Our findings demonstrating α5-nAChR’s involvement in lung tumor growth in nude mice prompted us to examine α5-nAChR protein expression as it relates to lung cancer patient outcome. The HLug-Ade150Sur-02 microarray contains 75 specimens of adenocarcinoma and para-carcinoma tissues with survival data (from 2007 to 2012). As measured by immunohistochemistry, α5-nAChR is highly expressed in lung cancer (Figure 4A, 62.7%, 47/75) but not in para-carcinoma tissue (Figure 4A, 24.0%, 18/75). The association between α5-nAChR expression and clinicopathological variables is shown in Table 1. While there is no statistically significant association between α5-nAChR protein expression and age or sex, α5-nAChR expression is correlated with the clinical T and N stages (Table 1). Moreover, there is a trend for α5-nAChR expression to correlate with the clinical TMN stage (P = 0.083; Table 1).

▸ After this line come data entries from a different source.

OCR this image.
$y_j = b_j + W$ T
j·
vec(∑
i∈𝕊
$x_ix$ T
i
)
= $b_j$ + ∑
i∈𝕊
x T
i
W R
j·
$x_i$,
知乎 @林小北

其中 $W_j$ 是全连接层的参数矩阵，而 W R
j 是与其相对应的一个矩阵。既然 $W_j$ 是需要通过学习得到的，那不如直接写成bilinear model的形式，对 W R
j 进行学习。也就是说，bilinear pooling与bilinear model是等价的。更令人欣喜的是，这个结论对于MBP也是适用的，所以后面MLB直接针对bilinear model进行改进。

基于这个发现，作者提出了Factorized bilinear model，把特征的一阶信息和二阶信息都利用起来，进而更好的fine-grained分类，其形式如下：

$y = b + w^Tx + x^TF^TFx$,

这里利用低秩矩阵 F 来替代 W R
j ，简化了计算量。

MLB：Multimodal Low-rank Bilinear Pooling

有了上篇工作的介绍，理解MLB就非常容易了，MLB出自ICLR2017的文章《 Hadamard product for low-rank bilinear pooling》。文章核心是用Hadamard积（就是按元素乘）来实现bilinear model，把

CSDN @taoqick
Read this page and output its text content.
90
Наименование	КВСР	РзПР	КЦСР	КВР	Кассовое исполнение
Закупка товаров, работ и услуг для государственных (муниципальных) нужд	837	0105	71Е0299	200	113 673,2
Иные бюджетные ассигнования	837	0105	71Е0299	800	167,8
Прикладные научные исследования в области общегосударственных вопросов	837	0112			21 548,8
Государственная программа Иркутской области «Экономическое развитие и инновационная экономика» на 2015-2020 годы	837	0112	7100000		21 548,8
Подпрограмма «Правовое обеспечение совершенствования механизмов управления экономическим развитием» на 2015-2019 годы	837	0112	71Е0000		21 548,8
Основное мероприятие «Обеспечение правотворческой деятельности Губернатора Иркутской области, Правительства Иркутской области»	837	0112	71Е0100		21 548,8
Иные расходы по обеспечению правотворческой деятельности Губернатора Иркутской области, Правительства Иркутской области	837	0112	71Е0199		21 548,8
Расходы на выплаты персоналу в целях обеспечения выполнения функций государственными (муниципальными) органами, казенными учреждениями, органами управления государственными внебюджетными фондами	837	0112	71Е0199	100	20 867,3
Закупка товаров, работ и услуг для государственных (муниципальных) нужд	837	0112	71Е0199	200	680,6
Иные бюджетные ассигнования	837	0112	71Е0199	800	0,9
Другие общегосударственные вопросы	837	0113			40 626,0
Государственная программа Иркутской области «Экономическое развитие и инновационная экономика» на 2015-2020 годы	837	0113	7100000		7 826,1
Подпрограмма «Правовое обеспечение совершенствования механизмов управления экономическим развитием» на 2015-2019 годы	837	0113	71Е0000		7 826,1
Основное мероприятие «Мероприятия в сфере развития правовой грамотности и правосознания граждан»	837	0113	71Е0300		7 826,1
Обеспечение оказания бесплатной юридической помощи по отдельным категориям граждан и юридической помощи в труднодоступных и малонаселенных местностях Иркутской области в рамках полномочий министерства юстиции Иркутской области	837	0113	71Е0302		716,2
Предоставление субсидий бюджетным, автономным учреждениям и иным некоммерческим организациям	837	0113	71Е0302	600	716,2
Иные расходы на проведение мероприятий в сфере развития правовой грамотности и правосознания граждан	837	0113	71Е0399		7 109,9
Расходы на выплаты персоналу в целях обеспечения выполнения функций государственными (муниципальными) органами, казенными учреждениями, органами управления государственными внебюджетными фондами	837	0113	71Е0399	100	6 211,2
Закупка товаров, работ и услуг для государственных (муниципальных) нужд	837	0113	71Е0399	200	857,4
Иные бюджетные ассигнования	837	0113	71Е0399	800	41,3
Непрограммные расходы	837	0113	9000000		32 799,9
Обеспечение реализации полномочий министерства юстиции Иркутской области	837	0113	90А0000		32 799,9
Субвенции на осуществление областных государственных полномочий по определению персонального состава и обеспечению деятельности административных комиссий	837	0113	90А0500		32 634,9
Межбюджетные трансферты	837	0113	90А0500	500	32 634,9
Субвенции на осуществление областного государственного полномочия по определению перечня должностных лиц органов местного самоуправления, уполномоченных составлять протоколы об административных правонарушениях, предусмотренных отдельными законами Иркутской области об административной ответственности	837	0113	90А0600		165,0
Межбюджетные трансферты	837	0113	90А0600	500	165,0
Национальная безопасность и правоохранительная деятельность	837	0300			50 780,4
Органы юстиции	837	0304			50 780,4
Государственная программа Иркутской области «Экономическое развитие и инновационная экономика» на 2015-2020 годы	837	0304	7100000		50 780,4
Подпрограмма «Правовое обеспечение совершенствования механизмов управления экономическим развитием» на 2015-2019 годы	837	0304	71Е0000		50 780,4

GraphPad Prism software was used to analyze the correlation between overall survival and α5-nAChR expression in adenocarcinoma (ADC) patients. This analysis revealed that high α5-nAChR expression patients is predictive of shorter survival time (Figure 4B), and, high α5-nAChR expression in Stage II ACD predicts shorter survival time compared with low α5-nAChR expression patients (P = 0.007; Figure 4C). These results are consistent with data from the Kaplan-Meier plotter web-based tool (KMplot.com) showing that high levels of α5-nAChR correlate with decreased survival probability across all histological subtypes and variants of NSCLC (Schaal and Chellappan, 2016). The association of high α5-nAChR expression with shorter survival time in adenocarcinoma patients suggests a potential tumor-promoting function for α5-nAChR in human lung cancer.